Crisis-cash applications are still growing in the north-east – but the number of struggling families seeking emergency grants fell in the Highlands and Moray last year.
Despite signs of recovery in the North Sea oil and gas sector, new figures show that the number of bids for lifeline financial support in Aberdeen has increased for the fifth year in a row.
There were 10,640 applications for crisis grants in the Granite City last year, almost 300 more than the year before, and nearly double the 5,805 requests in 2013/14.
A further 4,575 claims were made in Aberdeenshire last year, up by more than 500 on 2016/17, and double the 2,270 recorded five years ago.
However, Highland Council had 180 fewer bids for the funding compared to the year before, the number in Moray was down by 140, Argyll and Bute had 95 fewer, the Western Isles was down by 10 and Orkney had five fewer.
The crisis-cash, which is part of the Scottish Welfare Fund, can be requested for items such as food and essential heating costs.
Across Scotland, there were 118,750 grants worth more than £9million made by local authorities in 2017/18.
And there were 174,155 applications for the cash – 9,100 more than in 2016/17.
Graeme Brown, director of Shelter Scotland, said: “These funds provide a vital lifeline of support for many struggling households, but today’s figures are yet another sign of the human cost to Scotland’s housing crisis.

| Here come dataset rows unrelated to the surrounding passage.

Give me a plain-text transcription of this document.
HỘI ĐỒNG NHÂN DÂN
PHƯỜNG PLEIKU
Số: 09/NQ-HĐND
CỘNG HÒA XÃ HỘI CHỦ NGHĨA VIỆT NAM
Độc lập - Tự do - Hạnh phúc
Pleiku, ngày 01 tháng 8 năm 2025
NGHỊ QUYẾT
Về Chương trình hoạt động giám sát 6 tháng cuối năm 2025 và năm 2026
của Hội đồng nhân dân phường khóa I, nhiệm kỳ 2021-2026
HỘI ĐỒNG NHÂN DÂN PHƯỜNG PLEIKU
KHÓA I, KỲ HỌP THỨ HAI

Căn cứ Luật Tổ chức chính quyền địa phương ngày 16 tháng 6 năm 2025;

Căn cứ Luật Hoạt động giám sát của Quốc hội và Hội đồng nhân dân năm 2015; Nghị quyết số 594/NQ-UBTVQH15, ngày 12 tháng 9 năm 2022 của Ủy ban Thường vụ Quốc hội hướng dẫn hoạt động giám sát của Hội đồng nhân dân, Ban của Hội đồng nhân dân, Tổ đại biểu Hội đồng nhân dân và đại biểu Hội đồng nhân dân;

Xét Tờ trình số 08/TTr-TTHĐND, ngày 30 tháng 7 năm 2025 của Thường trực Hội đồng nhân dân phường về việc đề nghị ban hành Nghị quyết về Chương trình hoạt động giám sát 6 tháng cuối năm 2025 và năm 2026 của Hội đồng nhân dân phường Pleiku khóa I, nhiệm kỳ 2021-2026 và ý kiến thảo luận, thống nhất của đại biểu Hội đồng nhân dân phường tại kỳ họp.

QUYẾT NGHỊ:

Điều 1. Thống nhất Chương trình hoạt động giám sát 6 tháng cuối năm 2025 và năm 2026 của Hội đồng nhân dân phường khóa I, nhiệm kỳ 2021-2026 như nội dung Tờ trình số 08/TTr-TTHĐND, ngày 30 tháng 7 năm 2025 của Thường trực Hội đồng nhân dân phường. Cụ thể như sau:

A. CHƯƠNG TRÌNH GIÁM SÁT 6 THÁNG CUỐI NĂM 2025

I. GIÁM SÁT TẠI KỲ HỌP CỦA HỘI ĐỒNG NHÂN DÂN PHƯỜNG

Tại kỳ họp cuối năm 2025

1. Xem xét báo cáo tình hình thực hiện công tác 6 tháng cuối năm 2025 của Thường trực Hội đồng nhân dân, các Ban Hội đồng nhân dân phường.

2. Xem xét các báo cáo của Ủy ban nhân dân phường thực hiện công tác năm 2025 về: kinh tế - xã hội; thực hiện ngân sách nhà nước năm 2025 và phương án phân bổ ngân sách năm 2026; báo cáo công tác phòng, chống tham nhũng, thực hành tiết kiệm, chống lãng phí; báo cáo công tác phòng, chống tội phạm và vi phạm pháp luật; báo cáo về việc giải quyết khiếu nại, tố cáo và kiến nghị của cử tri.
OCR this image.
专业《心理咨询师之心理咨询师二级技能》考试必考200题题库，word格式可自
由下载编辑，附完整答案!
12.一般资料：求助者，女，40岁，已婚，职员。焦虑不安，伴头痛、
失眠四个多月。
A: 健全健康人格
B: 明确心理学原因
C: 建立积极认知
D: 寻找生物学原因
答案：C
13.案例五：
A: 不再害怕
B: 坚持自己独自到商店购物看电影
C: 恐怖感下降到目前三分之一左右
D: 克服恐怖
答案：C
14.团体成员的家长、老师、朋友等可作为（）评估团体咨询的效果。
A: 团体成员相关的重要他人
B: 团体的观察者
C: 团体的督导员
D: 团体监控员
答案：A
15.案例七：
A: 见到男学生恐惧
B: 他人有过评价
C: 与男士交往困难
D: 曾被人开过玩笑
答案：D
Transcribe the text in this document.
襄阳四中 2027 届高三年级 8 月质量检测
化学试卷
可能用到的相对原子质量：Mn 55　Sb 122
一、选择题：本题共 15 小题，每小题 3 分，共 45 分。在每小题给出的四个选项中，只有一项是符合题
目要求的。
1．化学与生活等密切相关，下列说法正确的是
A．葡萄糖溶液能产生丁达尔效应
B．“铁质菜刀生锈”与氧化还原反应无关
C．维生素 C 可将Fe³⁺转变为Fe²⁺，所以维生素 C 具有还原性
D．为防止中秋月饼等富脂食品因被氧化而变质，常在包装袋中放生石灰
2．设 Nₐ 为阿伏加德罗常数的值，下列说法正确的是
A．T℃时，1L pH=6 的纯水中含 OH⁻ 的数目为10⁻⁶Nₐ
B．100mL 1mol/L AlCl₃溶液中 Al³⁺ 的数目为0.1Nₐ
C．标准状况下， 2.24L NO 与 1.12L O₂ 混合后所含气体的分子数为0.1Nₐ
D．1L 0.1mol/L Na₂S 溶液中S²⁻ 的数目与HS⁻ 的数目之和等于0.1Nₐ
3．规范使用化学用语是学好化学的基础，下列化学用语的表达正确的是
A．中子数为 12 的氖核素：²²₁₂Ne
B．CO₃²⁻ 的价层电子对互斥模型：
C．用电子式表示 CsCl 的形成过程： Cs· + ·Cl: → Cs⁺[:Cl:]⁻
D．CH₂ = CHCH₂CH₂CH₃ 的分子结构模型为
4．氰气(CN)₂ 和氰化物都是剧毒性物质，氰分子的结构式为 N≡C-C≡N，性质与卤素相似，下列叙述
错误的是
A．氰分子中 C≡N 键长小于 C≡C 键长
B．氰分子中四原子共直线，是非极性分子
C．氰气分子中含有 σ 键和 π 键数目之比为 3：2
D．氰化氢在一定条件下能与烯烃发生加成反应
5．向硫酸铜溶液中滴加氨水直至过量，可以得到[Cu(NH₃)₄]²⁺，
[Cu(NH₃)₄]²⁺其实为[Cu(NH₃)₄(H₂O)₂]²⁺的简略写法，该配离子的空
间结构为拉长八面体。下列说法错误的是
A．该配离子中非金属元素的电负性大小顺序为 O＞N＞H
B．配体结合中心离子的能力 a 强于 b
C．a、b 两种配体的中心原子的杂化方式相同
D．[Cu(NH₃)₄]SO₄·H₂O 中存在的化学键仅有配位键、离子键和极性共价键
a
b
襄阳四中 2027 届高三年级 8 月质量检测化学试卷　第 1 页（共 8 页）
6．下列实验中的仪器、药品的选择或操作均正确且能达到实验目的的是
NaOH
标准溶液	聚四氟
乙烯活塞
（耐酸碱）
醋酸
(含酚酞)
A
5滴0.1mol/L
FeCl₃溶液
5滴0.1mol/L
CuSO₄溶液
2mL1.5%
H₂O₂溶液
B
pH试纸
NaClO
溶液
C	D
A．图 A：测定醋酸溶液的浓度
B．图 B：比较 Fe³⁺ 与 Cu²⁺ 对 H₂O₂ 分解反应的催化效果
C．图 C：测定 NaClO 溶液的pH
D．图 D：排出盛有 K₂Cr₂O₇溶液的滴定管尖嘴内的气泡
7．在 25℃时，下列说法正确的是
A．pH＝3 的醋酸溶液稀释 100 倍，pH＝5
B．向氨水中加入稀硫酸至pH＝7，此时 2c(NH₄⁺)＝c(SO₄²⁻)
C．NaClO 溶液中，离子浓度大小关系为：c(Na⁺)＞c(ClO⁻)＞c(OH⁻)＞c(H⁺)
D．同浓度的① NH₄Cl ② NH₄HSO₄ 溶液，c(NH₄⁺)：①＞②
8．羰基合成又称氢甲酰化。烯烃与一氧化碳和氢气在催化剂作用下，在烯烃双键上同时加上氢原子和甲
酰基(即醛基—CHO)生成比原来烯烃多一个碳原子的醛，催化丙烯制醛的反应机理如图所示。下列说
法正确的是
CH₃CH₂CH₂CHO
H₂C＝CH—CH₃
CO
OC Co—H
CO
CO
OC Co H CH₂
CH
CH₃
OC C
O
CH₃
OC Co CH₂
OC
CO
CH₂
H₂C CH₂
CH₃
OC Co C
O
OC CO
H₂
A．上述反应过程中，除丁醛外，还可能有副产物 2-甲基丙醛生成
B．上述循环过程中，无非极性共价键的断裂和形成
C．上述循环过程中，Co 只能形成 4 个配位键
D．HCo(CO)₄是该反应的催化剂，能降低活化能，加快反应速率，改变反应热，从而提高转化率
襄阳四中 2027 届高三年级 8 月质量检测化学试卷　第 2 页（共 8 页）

“The fact that 174,155 applications for crisis grants were made – over 9,000 more than last year – shows the sheer scale of just how many households in Scotland continue to struggle to make ends meet and keep a roof over their heads.”
Social Security Secretary Shirley-Anne Somerville said: “Any of us can face an unexpected expense. But that is harder to absorb if you are already struggling to survive.
“At those times it is only right that government offers support rather than a cold shoulder.”
A UK Government spokeswoman said: “The proportion of people in Scotland living in absolute poverty is at a record low, including children. Poverty rates are falling while the employment rate is increasing.”
She added: “Reforming the old Social Fund meant that Scotland, as with local authorities in England, has greater choice over how to use the money to meet the needs of local people.”